Panel 2: Short term recommendations (0–5 years)
Recommendations

Education about the complexity of obesity, ensuring an understanding on the biological drivers of weight regulation.
Change the narrative regarding body weight regulation.
People first language and non-stigmatising communication at all levels in particular UK Government.
Implementation of NICE Obesity Guidelines and champion the inclusion of guidance about reducing weight stigma in the future.
Healthcare providers should provide weight inclusive environments.
Commissioned research into effective, long-term strategies to reduce weight stigma.
For public health authorities and messaging to not promote anti-obesity campaigns.
Healthcare professionals that work with people living with obesity should have education and training on weight bias and discrimination and have certification regarding stigma-free skills and practices.
Panel 3: Medium term recommendations (5–10 years)
Recommendations

Media should produce accurate, non-discriminatory representations of people living with overweight.
Legislation and policies to prohibit weight discrimination should be prioritised with the aim to make a protected characteristic as part of the Equality Act 2010.
Appropriate funding should be provided to offer universal access to effective, lifelong weight management treatment for those living with overweight and obesity.
Weight bias and discrimination should be not be tolerated in healthcare, education, the workplace or in the media and the introduction of anti-fat bullying policies.

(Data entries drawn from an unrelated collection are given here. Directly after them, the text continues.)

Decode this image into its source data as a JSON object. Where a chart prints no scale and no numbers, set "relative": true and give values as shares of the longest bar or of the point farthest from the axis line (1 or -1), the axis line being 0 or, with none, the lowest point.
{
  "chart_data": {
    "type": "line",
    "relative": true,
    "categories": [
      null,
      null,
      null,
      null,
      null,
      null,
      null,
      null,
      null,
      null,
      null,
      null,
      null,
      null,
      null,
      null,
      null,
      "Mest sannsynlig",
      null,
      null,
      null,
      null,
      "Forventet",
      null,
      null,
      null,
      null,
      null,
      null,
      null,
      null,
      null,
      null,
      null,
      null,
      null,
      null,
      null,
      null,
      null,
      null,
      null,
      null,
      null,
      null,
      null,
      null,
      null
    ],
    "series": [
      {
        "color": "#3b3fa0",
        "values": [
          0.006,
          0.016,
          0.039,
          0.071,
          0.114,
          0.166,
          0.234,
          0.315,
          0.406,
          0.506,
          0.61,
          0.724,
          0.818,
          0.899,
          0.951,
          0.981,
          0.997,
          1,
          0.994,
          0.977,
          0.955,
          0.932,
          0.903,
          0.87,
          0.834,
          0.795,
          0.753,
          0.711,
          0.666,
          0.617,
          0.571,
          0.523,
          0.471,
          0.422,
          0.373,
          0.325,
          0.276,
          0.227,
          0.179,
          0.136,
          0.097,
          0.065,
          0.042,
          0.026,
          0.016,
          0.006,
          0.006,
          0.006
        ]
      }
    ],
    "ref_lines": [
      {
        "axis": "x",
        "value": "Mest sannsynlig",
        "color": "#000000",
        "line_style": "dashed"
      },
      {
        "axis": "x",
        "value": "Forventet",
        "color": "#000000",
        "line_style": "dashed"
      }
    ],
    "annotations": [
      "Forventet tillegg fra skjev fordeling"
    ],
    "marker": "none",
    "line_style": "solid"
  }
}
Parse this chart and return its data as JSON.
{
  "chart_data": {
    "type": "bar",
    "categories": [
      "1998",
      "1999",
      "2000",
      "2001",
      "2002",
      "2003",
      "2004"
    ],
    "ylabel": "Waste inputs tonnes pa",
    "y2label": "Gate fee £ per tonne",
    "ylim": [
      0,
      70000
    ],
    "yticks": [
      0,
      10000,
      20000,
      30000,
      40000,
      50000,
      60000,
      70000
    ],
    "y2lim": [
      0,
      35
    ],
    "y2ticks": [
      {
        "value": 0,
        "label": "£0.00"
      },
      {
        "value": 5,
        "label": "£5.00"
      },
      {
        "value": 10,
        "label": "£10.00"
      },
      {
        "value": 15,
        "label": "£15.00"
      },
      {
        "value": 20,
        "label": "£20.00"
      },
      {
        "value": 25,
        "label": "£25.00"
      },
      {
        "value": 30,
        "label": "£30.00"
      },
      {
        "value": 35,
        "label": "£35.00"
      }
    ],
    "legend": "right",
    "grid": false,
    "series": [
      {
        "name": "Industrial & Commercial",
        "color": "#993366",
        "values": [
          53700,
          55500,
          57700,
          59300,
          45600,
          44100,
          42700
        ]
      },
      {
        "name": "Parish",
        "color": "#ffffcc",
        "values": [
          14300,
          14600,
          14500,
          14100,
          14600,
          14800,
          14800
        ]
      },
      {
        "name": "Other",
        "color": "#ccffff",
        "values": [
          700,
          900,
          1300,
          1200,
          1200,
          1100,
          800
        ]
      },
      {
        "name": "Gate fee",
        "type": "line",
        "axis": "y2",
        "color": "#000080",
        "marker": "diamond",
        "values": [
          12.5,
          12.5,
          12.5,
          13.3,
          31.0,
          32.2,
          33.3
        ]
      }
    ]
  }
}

Search strategy and selection criteria

We searched PubMed, PsycInfo and Medline (OVID) databases for original research articles using combinations of terms ‘obesity’, ‘weight stigma, ‘weight discrimination’, ‘weight bias’, ‘policy’, ‘health policy’, ‘education’, ‘media’ ‘legislation’ until April 30th, 2021.

Contributors

The article was conceived by all authors. AB & SWF led the writing of the manuscript which was critically reviewed by all authors who agreed on the final manuscript.

Declaration of interests

Outside of the submitted work, AB reports research grants from National Institute for Health Research, Rosetrees Trust, Medical Research Council and Novo Nordisk, personal fees from Novo Nordisk and Obesity UK, institutional fees from Public Health England, support for attendance at meetings from Novo Nordisk and stocks at Reset Health Clinics Ltd. AB also reports unpaid roles with the British Dietetics Association, Obesity Policy Engagement Network, British Nutrition Foundation, All-Party Parliamentary Group on Obesity, and the Obesity Policy Engagement Network. SWF reports research grants from National Institute for Health Research, Public Health England, Doncaster Council, West Yorkshire Combined Authority, Johnson and Johnson, Novo Nordisk and the University of Leeds, personal fees from the Royal College of General Practitioners, Institutional fees from Public Health England, and support for attendance at meetings from Novo Nordisk and Johnson & Johnson. SWF also reports unpaid roles with Obesity UK. RLB reports research grants from National Institute for Health Research, Rosetrees Trust, and Sir Jules Thorn Trust, and personal fees from Novo Nordisk, ViiV Healthcare Ltd, Pfizer, Gila Therapeutics, GLWL Research, International Medical Press. RLB also reports unpaid roles with Royal College of Physicians, the Association for the Study of Obesity, British Obesity and Metabolic Surgery Society, National Bariatric Surgery Registry, BSR, International Federation for the Surgery of Obesity and Metabolic Disorders, European Society of Endocrinology and Obesity Empowerment Network.

Acknowledgments

Acknowledgements

We would like to thank Paul Chesworth, Ken Clare, Maggie Clinton, Nadya Isack and Sarah Le Brocq who identify as people living with obesity for reviewing the recommendations of proposed in this article.

Funding

None.

Footnotes

1

World Obesity Federation; European Association for the Study of Obesity; UCON Rudd Center; IFB Adiposity Obesity Canada.